Question

The dissociation constants for acetic acid and HCN at ${25}^o$C are $1.5\times {10}^{-5}$ and $4.5\times {10}^{-10}$, respectively. The equilibrium constant for the equilibrium will be: $C{N}^{-}+C{H}_{3}COOH\rightleftharpoons HCN+C{H}_{3}CO{O}^{-}$

• A. $3.0\times {10}^5$
• B. $3.0\times {10}^{-5}$
• C. $3.0\times {10}^{-4}$
• D. $3.0\times {10}^4$

Answer 1

The correct option is D $3.0\times {10}^4$

$C{H}_{3}COOH=HCN+C{H}_{3}CO{O}^{-}$

$K_a=1.5\times {10}^{-}5$ .....(1)

$HCN=H^{+}+C{N}^{-};K_{a1}=4.5\times {10}^{-}10$ ......(2)

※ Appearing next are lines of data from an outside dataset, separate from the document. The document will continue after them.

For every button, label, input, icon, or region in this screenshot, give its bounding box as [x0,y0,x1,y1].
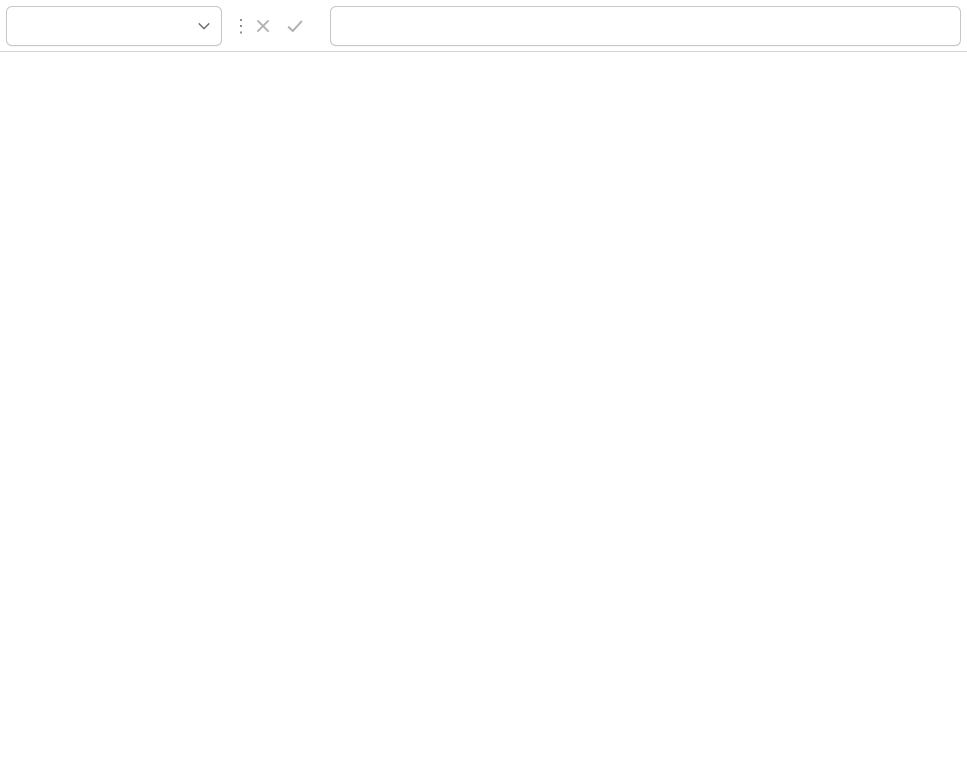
name-box-dropdown[interactable] [187,7,221,45]
chevron-down-icon [197,19,211,33]
accept-formula-button[interactable] [280,8,310,44]
formula-input[interactable] [330,6,961,46]
formula-controls: ⋮ [230,6,322,46]
check-icon [285,16,305,36]
close-icon [254,17,272,35]
name-box[interactable] [7,7,187,45]
dots-icon: ⋮ [230,21,246,31]
name-box-container [6,6,222,46]
cancel-formula-button[interactable] [248,8,278,44]
formula-bar: ⋮ [0,0,967,52]
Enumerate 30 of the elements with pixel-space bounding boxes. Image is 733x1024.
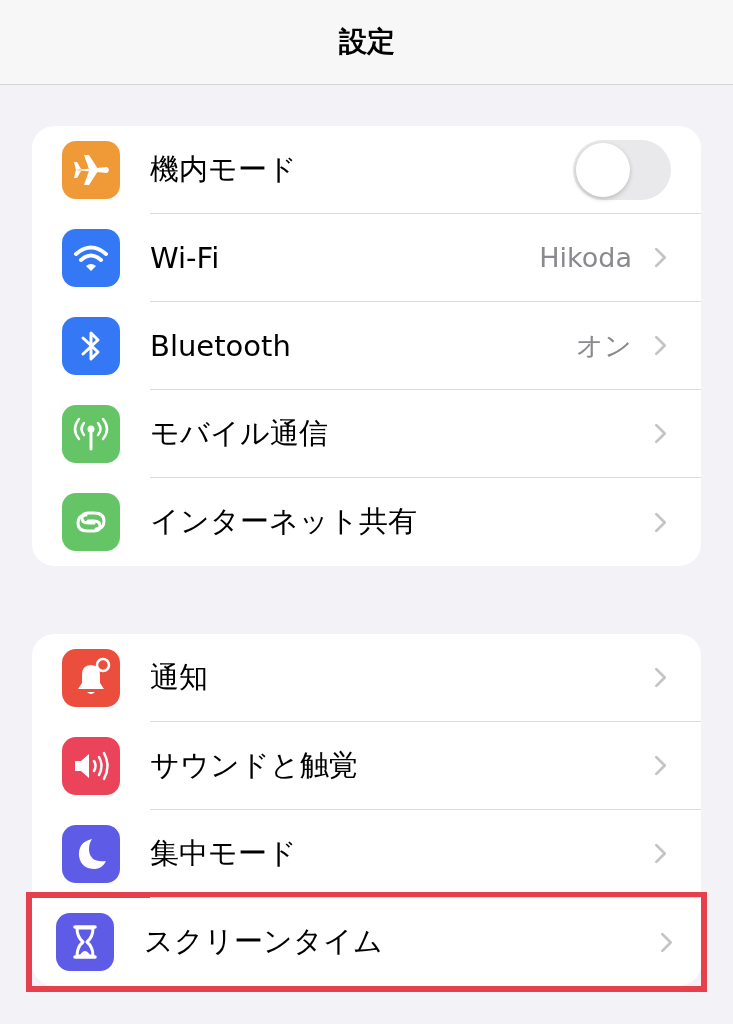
chevron-icon bbox=[654, 667, 667, 688]
settings-row[interactable]: インターネット共有 bbox=[32, 478, 701, 566]
row-label: スクリーンタイム bbox=[144, 923, 384, 960]
settings-row[interactable]: Wi-Fi Hikoda bbox=[32, 214, 701, 302]
row-label: Bluetooth bbox=[150, 328, 292, 363]
row-label: サウンドと触覚 bbox=[150, 746, 359, 784]
settings-row[interactable]: Bluetooth オン bbox=[32, 302, 701, 390]
row-label: インターネット共有 bbox=[150, 503, 418, 540]
row-label: 集中モード bbox=[150, 834, 298, 872]
row-label: 通知 bbox=[150, 658, 209, 696]
row-label: Wi-Fi bbox=[150, 240, 221, 275]
chevron-icon bbox=[660, 931, 673, 953]
row-label: モバイル通信 bbox=[150, 414, 329, 452]
chevron-icon bbox=[654, 335, 667, 356]
screen-title: 設定 bbox=[338, 24, 395, 60]
settings-row[interactable]: 通知 bbox=[32, 634, 701, 722]
row-value: Hikoda bbox=[539, 242, 632, 273]
settings-row[interactable]: モバイル通信 bbox=[32, 390, 701, 478]
chevron-icon bbox=[654, 843, 667, 864]
settings-row[interactable]: 集中モード bbox=[32, 810, 701, 898]
row-label: 機内モード bbox=[150, 150, 298, 188]
settings-row[interactable]: サウンドと触覚 bbox=[32, 722, 701, 810]
chevron-icon bbox=[654, 755, 667, 776]
toggle-switch[interactable] bbox=[573, 139, 671, 200]
chevron-icon bbox=[654, 511, 667, 533]
chevron-icon bbox=[654, 247, 667, 268]
settings-row[interactable]: スクリーンタイム bbox=[32, 898, 701, 986]
row-value: オン bbox=[576, 328, 632, 363]
chevron-icon bbox=[654, 423, 667, 444]
settings-row[interactable]: 機内モード bbox=[32, 126, 701, 214]
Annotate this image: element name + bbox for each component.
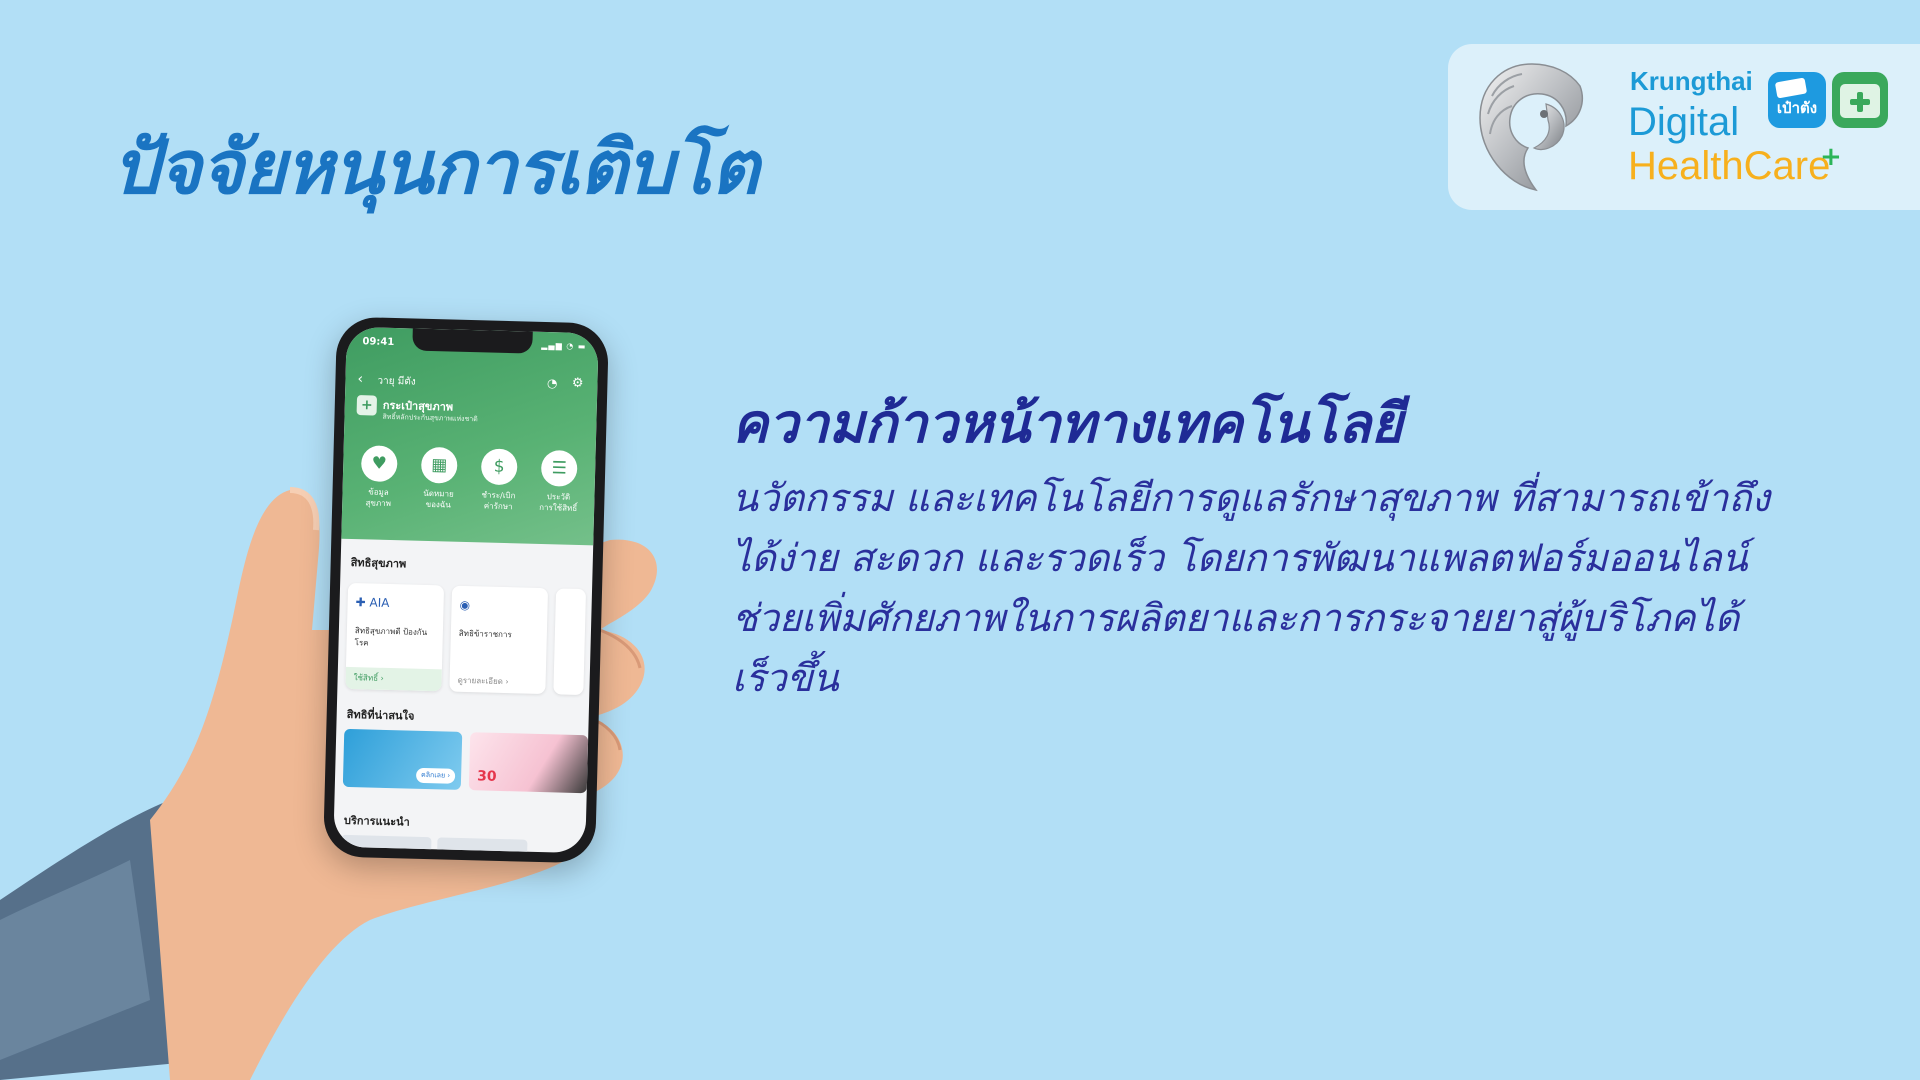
benefit-card-label: สิทธิข้าราชการ [458,628,512,640]
bell-icon[interactable]: ◔ [547,376,558,390]
body-line: ช่วยเพิ่มศักยภาพในการผลิตยาและการกระจายย… [732,596,1740,640]
phone-screen: 09:41 ▂▄▆ ◔ ▬ ‹ วายุ มีตัง ◔ ⚙ + กระเป๋า… [333,326,599,854]
brand-plus-sign: + [1820,142,1842,172]
wallet-subtitle: สิทธิ์หลักประกันสุขภาพแห่งชาติ [382,412,478,424]
benefit-card-action[interactable]: ใช้สิทธิ์ › [345,666,442,692]
payment-icon: $ [480,448,518,486]
gear-icon[interactable]: ⚙ [572,376,584,391]
section-title-benefits: สิทธิสุขภาพ [350,555,407,571]
section-heading: ความก้าวหน้าทางเทคโนโลยี [732,392,1403,455]
section-title-services: บริการแนะนำ [343,813,410,829]
back-arrow-icon[interactable]: ‹ [357,371,363,387]
quick-action-label: ชำระ/เบิก ค่ารักษา [481,490,516,512]
promo-banner[interactable]: คลิกเลย › [342,728,463,790]
phone-notch [412,328,533,354]
smartphone: 09:41 ▂▄▆ ◔ ▬ ‹ วายุ มีตัง ◔ ⚙ + กระเป๋า… [322,316,610,864]
page-title: ปัจจัยหนุนการเติบโต [112,125,759,211]
brand-healthcare-text: HealthCare [1628,144,1831,188]
brand-logo-card: Krungthai Digital HealthCare + เป๋าตัง [1448,44,1920,210]
status-time: 09:41 [362,336,395,349]
app-nav-title: วายุ มีตัง [377,375,416,388]
quick-action-payments[interactable]: $ ชำระ/เบิก ค่ารักษา [470,448,528,512]
quick-action-health-info[interactable]: ♥ ข้อมูล สุขภาพ [350,445,408,509]
benefit-card[interactable]: ◉ สิทธิข้าราชการ ดูรายละเอียด › [449,585,549,695]
quick-action-appointments[interactable]: ▦ นัดหมาย ของฉัน [410,446,468,511]
history-icon: ☰ [540,449,578,487]
service-list [341,834,528,854]
benefit-card[interactable]: ✚ AIA สิทธิสุขภาพดี ป้องกันโรค ใช้สิทธิ์… [345,582,445,692]
quick-action-row: ♥ ข้อมูล สุขภาพ ▦ นัดหมาย ของฉัน $ ชำระ/เบ… [342,445,596,515]
garuda-emblem-icon [1479,63,1584,192]
benefit-card-row: ✚ AIA สิทธิสุขภาพดี ป้องกันโรค ใช้สิทธิ์… [345,582,587,696]
brand-digital-text: Digital [1628,100,1740,144]
medical-cross-icon [1850,92,1870,112]
body-line: เร็วขึ้น [732,656,839,700]
app-header: 09:41 ▂▄▆ ◔ ▬ ‹ วายุ มีตัง ◔ ⚙ + กระเป๋า… [341,326,599,546]
service-item[interactable] [437,837,528,854]
promo-price: 30 [476,768,497,785]
heart-icon: ♥ [360,445,398,483]
benefit-provider-logos: ✚ AIA [355,595,390,610]
benefit-card-label: สิทธิสุขภาพดี ป้องกันโรค [354,626,428,648]
health-wallet-app-icon [1832,72,1888,128]
quick-action-label: ประวัติ การใช้สิทธิ์ [539,492,578,513]
service-item[interactable] [341,834,432,854]
benefit-card-partial[interactable] [553,588,587,696]
status-icons: ▂▄▆ ◔ ▬ [541,340,587,352]
promo-banner-row: คลิกเลย › 30 [342,728,589,794]
quick-action-label: ข้อมูล สุขภาพ [365,487,392,509]
brand-krungthai-text: Krungthai [1630,66,1753,96]
body-paragraph: นวัตกรรม และเทคโนโลยีการดูแลรักษาสุขภาพ … [732,468,1792,708]
quick-action-history[interactable]: ☰ ประวัติ การใช้สิทธิ์ [530,449,588,514]
benefit-card-action[interactable]: ดูรายละเอียด › [449,670,546,695]
calendar-icon: ▦ [420,446,458,484]
promo-badge: คลิกเลย › [415,767,456,784]
benefit-provider-logos: ◉ [459,597,471,613]
health-wallet-icon: + [356,395,378,416]
body-line: นวัตกรรม และเทคโนโลยีการดูแลรักษาสุขภาพ … [732,476,1770,520]
promo-banner[interactable]: 30 [468,732,589,794]
paotang-app-icon: เป๋าตัง [1768,72,1826,128]
paotang-app-label: เป๋าตัง [1776,99,1818,117]
quick-action-label: นัดหมาย ของฉัน [423,488,454,510]
body-line: ได้ง่าย สะดวก และรวดเร็ว โดยการพัฒนาแพลต… [732,536,1748,580]
section-title-interesting: สิทธิที่น่าสนใจ [346,707,415,723]
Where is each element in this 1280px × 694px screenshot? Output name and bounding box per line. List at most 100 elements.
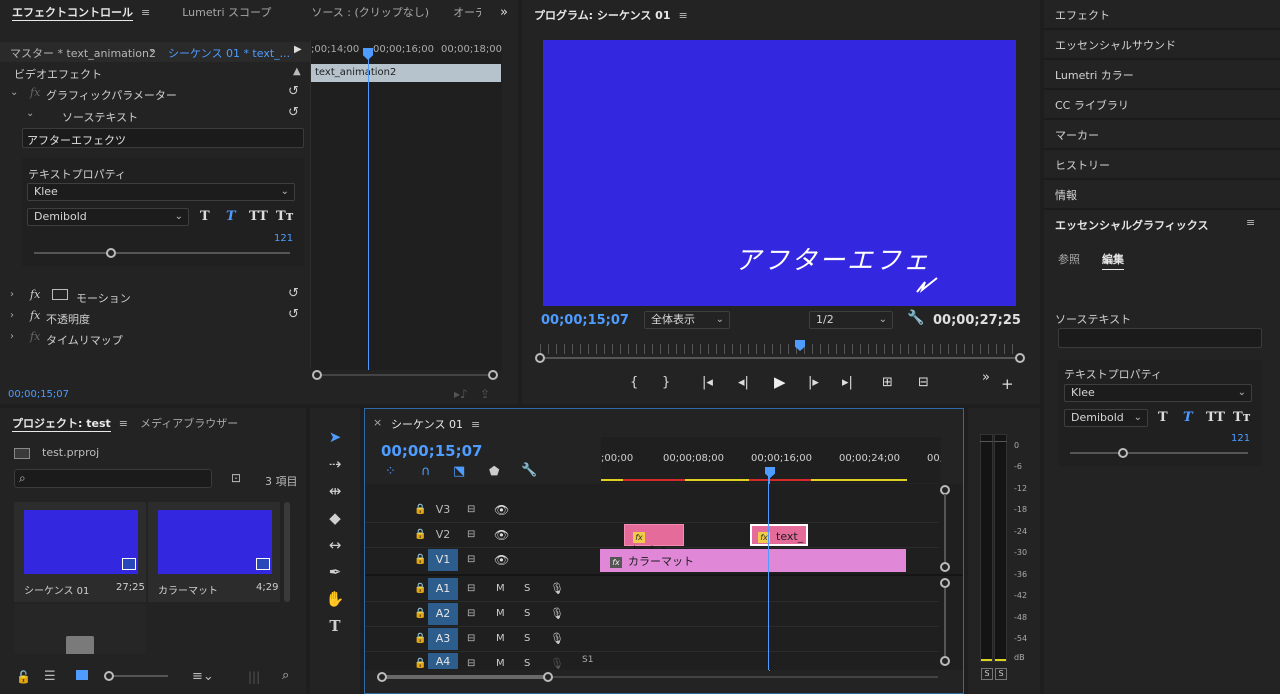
scroll-handle[interactable] bbox=[312, 370, 322, 380]
tab-source[interactable]: ソース : (クリップなし) bbox=[299, 0, 441, 26]
mark-in-button[interactable]: { bbox=[630, 375, 638, 390]
eye-icon[interactable]: 👁 bbox=[494, 553, 509, 567]
microphone-icon[interactable]: 🎙 bbox=[550, 632, 564, 645]
menu-icon[interactable]: ≡ bbox=[679, 9, 688, 22]
extract-icon[interactable]: ⊟ bbox=[918, 375, 929, 390]
track-label-a4[interactable]: A4 bbox=[428, 653, 458, 669]
eg-italic-button[interactable]: T bbox=[1183, 410, 1193, 425]
timeline-clip-text-a[interactable]: fxtext_a bbox=[624, 524, 684, 556]
play-triangle-icon[interactable]: ▶ bbox=[294, 44, 302, 55]
expand-chevron-icon[interactable]: ⌄ bbox=[10, 87, 18, 98]
tab-audio[interactable]: オーデ bbox=[441, 0, 481, 26]
h-scroll-thumb[interactable] bbox=[382, 675, 550, 679]
magnet-icon[interactable]: ∩ bbox=[421, 464, 431, 479]
mark-out-button[interactable]: } bbox=[662, 375, 670, 390]
new-bin-icon[interactable]: ⊡ bbox=[231, 471, 241, 485]
small-caps-button[interactable]: Tт bbox=[276, 209, 294, 224]
track-label-v1[interactable]: V1 bbox=[428, 549, 458, 571]
font-size-slider-knob[interactable] bbox=[106, 248, 116, 258]
close-icon[interactable]: × bbox=[373, 416, 382, 429]
master-clip-label[interactable]: マスター * text_animation2 bbox=[10, 45, 156, 61]
solo-button[interactable]: S bbox=[524, 608, 530, 619]
solo-button[interactable]: S bbox=[524, 633, 530, 644]
zoom-slider-track[interactable] bbox=[108, 675, 168, 677]
reset-icon[interactable]: ↺ bbox=[288, 105, 299, 120]
lock-icon[interactable]: 🔒 bbox=[414, 608, 426, 619]
font-select[interactable]: Klee ⌄ bbox=[27, 183, 295, 201]
play-audio-icon[interactable]: ▸♪ bbox=[454, 387, 468, 401]
project-item-card[interactable]: シーケンス 01 27;25 bbox=[14, 502, 146, 602]
panel-link-history[interactable]: ヒストリー bbox=[1055, 157, 1110, 173]
timeline-timecode[interactable]: 00;00;15;07 bbox=[381, 442, 483, 460]
list-view-icon[interactable]: ☰ bbox=[44, 669, 56, 684]
font-size-value[interactable]: 121 bbox=[274, 233, 293, 244]
project-search-input[interactable]: ⌕ bbox=[14, 469, 212, 488]
mute-button[interactable]: M bbox=[496, 608, 505, 619]
lock-icon[interactable]: 🔒 bbox=[414, 529, 426, 540]
eg-weight-select[interactable]: Demibold ⌄ bbox=[1064, 409, 1148, 427]
lock-icon[interactable]: 🔒 bbox=[414, 583, 426, 594]
panel-link-cc-libraries[interactable]: CC ライブラリ bbox=[1055, 97, 1129, 113]
tab-project[interactable]: プロジェクト: test ≡ bbox=[12, 415, 128, 432]
razor-tool-icon[interactable]: ◆ bbox=[322, 507, 348, 529]
italic-button[interactable]: T bbox=[226, 209, 236, 224]
mute-button[interactable]: M bbox=[496, 633, 505, 644]
panel-link-markers[interactable]: マーカー bbox=[1055, 127, 1099, 143]
timeline-clip-text-b[interactable]: fx text_ bbox=[750, 524, 808, 546]
step-back-icon[interactable]: ◂| bbox=[738, 375, 749, 390]
selection-tool-icon[interactable]: ➤ bbox=[322, 426, 348, 448]
solo-left-button[interactable]: S bbox=[981, 668, 993, 680]
go-to-out-icon[interactable]: ▸| bbox=[842, 375, 853, 390]
project-item-card[interactable]: カラーマット 4;29 bbox=[148, 502, 280, 602]
more-controls-icon[interactable]: » bbox=[982, 370, 990, 385]
v-scroll-track[interactable] bbox=[944, 494, 946, 562]
ripple-edit-tool-icon[interactable]: ⇹ bbox=[322, 480, 348, 502]
scrub-track[interactable] bbox=[540, 357, 1020, 359]
program-timecode[interactable]: 00;00;15;07 bbox=[541, 313, 629, 328]
h-scroll-handle[interactable] bbox=[377, 672, 387, 682]
v-scroll-handle[interactable] bbox=[940, 578, 950, 588]
solo-button[interactable]: S bbox=[524, 583, 530, 594]
panel-link-info[interactable]: 情報 bbox=[1055, 187, 1077, 203]
menu-icon[interactable]: ≡ bbox=[1246, 216, 1255, 229]
lock-icon[interactable]: 🔒 bbox=[414, 504, 426, 515]
expand-chevron-icon[interactable]: › bbox=[10, 310, 14, 321]
panel-link-essential-sound[interactable]: エッセンシャルサウンド bbox=[1055, 37, 1176, 53]
more-tabs-icon[interactable]: » bbox=[496, 0, 512, 26]
reset-icon[interactable]: ↺ bbox=[288, 286, 299, 301]
motion-transform-icon[interactable] bbox=[52, 289, 68, 300]
expand-chevron-icon[interactable]: › bbox=[10, 331, 14, 342]
timeline-title[interactable]: シーケンス 01 ≡ bbox=[391, 416, 480, 432]
lock-icon[interactable]: 🔒 bbox=[414, 658, 426, 669]
linked-selection-icon[interactable]: ⬔ bbox=[453, 464, 465, 479]
microphone-icon[interactable]: 🎙 bbox=[550, 657, 564, 670]
eg-small-caps-button[interactable]: Tт bbox=[1233, 410, 1251, 425]
microphone-icon[interactable]: 🎙 bbox=[550, 607, 564, 620]
add-button-icon[interactable]: + bbox=[1001, 375, 1014, 393]
tab-browse[interactable]: 参照 bbox=[1058, 251, 1080, 267]
eye-icon[interactable]: 👁 bbox=[494, 503, 509, 517]
type-tool-icon[interactable]: T bbox=[322, 615, 348, 637]
track-label-a2[interactable]: A2 bbox=[428, 603, 458, 625]
essential-graphics-title[interactable]: エッセンシャルグラフィックス bbox=[1055, 217, 1208, 233]
tab-edit[interactable]: 編集 bbox=[1102, 251, 1124, 270]
sort-icon[interactable]: ≡⌄ bbox=[192, 669, 214, 684]
eg-source-text-input[interactable] bbox=[1058, 328, 1262, 348]
reset-icon[interactable]: ↺ bbox=[288, 307, 299, 322]
icon-view-icon[interactable] bbox=[76, 670, 88, 680]
fit-select[interactable]: 全体表示 ⌄ bbox=[644, 311, 730, 329]
sync-icon[interactable]: ⊟ bbox=[467, 583, 475, 594]
microphone-icon[interactable]: 🎙 bbox=[550, 582, 564, 595]
project-item-card[interactable] bbox=[14, 604, 146, 654]
eg-all-caps-button[interactable]: TT bbox=[1206, 410, 1225, 425]
tab-media-browser[interactable]: メディアブラウザー bbox=[140, 415, 238, 431]
reset-icon[interactable]: ↺ bbox=[288, 84, 299, 99]
scrub-end-handle[interactable] bbox=[1015, 353, 1025, 363]
resolution-select[interactable]: 1/2 ⌄ bbox=[809, 311, 893, 329]
track-label-v2[interactable]: V2 bbox=[428, 524, 458, 546]
scrub-start-handle[interactable] bbox=[535, 353, 545, 363]
expand-chevron-icon[interactable]: ⌄ bbox=[26, 108, 34, 119]
slip-tool-icon[interactable]: ↔ bbox=[322, 534, 348, 556]
wrench-icon[interactable]: 🔧 bbox=[521, 463, 537, 478]
sync-icon[interactable]: ⊟ bbox=[467, 529, 475, 540]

$C{N}^{-}+C{H}_{3}COOH=HCN+C{H}_{3}COO{H}^{-}$

K = ?

On subtracting equation (2) from equation (1) we get $K=K_a/K_{a1}=1.5\times \frac{{10}^{-5}}{4.5}\times {10}^{-10}$ $=\frac{{10}^5}{3}$ $=3.33\times {10}^4$ So option D is correct.